The Danielses, both Realtors, were snapped up by Compass Real Estate to represent the neighborhood, where a selection of single-story ranch homes dating to the ’60s have commanded steadily rising prices in recent years. Erin, a self-taught designer who has gutted and flipped properties in the neighborhood, knows how to help clients envision what a house could be.
“A lot of people have a hard time visualizing,” she says. “I have the eye and can throw out ideas and how much it’s going to cost. It used to be a retirement community, so they’re not huge homes, but we are able to modernize the layout and enhance the character and breathe some new life into them.”

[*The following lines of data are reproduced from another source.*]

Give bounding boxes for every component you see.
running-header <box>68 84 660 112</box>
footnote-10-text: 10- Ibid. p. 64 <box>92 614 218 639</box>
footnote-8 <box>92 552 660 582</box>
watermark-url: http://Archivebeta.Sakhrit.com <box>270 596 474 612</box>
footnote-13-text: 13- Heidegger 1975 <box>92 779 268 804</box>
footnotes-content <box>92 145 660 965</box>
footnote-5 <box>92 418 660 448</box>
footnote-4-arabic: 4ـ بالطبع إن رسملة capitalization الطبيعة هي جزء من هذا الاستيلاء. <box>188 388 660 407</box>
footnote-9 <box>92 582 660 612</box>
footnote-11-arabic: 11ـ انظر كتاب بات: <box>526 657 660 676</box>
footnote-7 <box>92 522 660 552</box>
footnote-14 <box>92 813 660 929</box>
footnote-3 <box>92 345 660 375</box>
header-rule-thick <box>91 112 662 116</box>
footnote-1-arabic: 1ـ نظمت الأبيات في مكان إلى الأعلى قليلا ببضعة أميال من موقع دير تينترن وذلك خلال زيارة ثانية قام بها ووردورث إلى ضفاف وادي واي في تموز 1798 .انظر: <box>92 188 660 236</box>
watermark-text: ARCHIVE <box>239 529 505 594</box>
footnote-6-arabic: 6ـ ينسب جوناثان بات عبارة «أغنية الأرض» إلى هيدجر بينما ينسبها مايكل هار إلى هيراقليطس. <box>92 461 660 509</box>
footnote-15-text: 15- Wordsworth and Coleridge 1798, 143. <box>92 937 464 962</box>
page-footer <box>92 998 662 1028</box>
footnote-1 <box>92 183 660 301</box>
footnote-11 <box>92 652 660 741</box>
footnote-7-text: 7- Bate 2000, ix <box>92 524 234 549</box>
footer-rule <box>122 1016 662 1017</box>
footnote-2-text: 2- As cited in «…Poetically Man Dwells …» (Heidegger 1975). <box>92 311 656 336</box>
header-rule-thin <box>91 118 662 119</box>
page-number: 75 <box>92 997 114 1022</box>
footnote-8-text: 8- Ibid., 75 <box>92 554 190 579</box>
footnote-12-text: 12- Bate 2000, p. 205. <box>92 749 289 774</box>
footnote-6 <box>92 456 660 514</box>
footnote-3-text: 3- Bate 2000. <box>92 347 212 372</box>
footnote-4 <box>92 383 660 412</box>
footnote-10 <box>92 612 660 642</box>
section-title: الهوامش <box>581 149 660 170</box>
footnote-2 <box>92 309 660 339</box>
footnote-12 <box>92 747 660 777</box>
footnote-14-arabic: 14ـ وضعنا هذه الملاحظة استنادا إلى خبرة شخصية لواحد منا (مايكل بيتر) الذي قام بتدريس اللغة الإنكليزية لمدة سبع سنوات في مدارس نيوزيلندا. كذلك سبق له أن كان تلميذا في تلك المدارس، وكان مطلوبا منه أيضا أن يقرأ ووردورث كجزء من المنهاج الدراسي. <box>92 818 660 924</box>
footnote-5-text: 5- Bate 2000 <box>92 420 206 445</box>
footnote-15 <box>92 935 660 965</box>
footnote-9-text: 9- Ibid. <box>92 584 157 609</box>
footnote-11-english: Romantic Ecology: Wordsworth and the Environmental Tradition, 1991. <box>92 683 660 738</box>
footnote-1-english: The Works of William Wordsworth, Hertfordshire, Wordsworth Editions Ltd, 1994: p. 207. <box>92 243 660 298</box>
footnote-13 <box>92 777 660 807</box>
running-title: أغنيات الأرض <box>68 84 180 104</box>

Her usual starting point? Opening homes up to celebrate the scenery. “Most homes in the neighborhood have a view of a golf course, the lake, or the hill that we’re nestled at the bottom of. We can access natural light with windows or sliders. I try to focus on having that indoor-outdoor access to nature and being outside in San Diego.”
Outdoor areas create extended living spaces for homes at the lake, which tend to be two- or three-bedrooms. At the Danielses’ home, a 1980 ranch house that looks clean and modern after an inch-by-inch gut remodel, kids Dylan and Ella have plenty of room to play outside with the family’s newest addition, a long-haired cream dachshund puppy named Bella.
The house, the third they’ve remodeled and second in the neighborhood, makes for perfect marketing material with Erin’s spot-on sense of style: “It’s definitely timeless and bright and airy; very California, but I want the home to feel established. For furnishing, I love to mix in vintage pieces, to bring that level of warmth and coziness.”
The family’s favorite place is the downstairs living room, which features a vaulted ceiling and a 50-foot wall of windows overlooking the golf course and mountains. “We get great sunsets,” Erin says. “We enjoy hanging out down there and entertaining.”
That joy translates well to attraction marketing. “All the things we do here have drawn people to the neighborhood through real estate,” she adds. “That was a big thing for us. And it was an easy thing to do because we love where we live.”